Le manque d'accès à la chirurgie fait autant de ravage dans le monde que le paludisme, le sida et la tuberculose réunis… Faute de bistouri, 17 millions de personnes sont décédées en 2010 de maladies qui auraient pu être traitées, soit un tiers de décès mondiaux annuels. Au total, ce sont près de 5 milliards de personnes qui n'ont pas accès à des soins chirurgicaux de base, selon une étude publiée le 28 avril dans The Lancet.
Pendant un an et demi, un groupe de 25 chercheurs a étudié le système sanitaire d'une centaine de pays. Et les résultats obtenus sont alarmants, selon ces scientifiques, qui n'étaient pas étonnés de voir que c'étaient les pays les plus pauvres qui pâtissaient le plus du manque de chirurgie. 93% des habitants d'Afrique subsaharienne n'ont, par exemple, pas accès à des soins chirurgicaux sûrs, abordables et à moins de deux heures de transports. Finalement, seule une opération sur vingt (6%) est réalisée dans les pays les plus pauvres, qui concentrent pourtant à eux seuls un tiers de la population mondiale.
143 millions d'opérations manquent à l'appel
Même lorsque ces personnes peuvent avoir accès à des opérations, il arrive bien souvent qu'elles s'endettent à vie pour la rembourser. Selon l'étude, un quart de ceux qui ont subi une chirurgie n'ont en réalité pas les moyens de la payer.

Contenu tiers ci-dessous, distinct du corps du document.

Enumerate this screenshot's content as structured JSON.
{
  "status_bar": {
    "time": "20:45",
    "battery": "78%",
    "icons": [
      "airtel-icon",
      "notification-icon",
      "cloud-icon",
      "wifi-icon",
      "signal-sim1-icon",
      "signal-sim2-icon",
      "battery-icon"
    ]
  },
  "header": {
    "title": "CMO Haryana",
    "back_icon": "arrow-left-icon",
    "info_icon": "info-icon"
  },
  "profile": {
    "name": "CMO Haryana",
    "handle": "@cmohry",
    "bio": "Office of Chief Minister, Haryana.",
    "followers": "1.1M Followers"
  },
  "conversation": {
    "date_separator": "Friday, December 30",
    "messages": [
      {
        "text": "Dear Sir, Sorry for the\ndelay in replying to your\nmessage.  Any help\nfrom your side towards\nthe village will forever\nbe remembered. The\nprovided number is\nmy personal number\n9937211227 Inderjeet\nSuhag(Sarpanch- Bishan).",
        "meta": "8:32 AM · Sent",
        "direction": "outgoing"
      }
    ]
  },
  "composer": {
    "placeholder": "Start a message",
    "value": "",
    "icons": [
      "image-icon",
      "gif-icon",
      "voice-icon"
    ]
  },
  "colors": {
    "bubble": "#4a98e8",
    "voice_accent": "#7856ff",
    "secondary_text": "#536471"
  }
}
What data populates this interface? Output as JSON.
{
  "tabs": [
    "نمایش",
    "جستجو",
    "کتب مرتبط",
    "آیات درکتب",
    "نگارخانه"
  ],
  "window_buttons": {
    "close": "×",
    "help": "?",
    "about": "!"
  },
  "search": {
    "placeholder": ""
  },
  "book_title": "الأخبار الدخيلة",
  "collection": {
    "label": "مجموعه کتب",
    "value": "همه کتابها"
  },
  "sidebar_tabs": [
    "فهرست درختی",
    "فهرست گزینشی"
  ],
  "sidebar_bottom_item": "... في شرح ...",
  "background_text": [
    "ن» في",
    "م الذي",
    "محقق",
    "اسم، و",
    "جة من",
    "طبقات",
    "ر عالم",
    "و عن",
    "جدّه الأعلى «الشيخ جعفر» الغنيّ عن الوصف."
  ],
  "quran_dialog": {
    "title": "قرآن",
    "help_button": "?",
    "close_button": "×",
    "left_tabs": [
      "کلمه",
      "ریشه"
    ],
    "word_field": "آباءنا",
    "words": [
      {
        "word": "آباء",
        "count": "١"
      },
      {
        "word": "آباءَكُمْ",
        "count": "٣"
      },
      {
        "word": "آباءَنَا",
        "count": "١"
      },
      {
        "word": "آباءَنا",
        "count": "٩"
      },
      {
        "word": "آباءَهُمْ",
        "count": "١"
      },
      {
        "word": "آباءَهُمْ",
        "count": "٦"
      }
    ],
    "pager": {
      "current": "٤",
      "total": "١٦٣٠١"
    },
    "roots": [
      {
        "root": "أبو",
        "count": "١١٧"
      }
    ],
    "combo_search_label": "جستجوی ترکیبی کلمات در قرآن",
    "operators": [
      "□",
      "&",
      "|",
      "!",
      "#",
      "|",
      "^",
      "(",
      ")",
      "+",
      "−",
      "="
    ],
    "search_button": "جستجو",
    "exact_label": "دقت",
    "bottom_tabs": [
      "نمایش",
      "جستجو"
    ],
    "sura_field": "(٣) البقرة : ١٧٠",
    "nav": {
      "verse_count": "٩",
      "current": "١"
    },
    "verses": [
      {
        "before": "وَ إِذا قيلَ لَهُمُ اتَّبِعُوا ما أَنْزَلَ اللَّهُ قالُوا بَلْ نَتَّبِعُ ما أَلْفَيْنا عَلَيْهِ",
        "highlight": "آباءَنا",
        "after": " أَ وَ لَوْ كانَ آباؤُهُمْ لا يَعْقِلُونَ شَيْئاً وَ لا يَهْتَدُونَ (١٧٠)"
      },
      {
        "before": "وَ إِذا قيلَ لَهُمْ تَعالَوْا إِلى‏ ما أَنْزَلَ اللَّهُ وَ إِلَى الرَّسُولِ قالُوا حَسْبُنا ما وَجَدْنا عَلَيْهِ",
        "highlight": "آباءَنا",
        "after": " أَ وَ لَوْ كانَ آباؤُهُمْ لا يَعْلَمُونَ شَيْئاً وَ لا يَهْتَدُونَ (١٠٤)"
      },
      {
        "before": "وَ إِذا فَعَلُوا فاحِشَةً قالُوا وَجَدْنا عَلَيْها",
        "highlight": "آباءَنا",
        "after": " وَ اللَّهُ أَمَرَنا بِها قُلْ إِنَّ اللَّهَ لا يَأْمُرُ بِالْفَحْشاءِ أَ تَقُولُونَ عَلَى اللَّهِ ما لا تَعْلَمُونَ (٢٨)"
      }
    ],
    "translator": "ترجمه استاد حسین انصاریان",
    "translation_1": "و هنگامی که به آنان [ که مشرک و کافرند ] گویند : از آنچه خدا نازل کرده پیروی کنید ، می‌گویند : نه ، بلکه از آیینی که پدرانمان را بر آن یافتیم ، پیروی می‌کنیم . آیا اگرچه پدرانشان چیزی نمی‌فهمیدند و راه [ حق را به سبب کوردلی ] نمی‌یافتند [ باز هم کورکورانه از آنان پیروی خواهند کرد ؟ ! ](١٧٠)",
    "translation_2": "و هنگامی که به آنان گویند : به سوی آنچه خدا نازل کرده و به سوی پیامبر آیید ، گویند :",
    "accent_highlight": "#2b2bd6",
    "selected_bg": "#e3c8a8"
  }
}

Césarienne, réparation des fractures ouvertes et laparotomie (ouverture de l'abdomen) sont les procédures les plus demandées. Si elle était accessible à tous, la chirurgie permettrait notamment d'éviter 90% des morts en couche. Pour pallier aux 143 millions d'opérations qui font défaut chaque année, les chercheurs demandent aux autorités d'investir d'urgence financièrement dans des systèmes de santé nationaux. Ils espèrent ainsi voir exploser le nombre de postes de chirurgiens, d'anesthésistes et d'obstétriciens.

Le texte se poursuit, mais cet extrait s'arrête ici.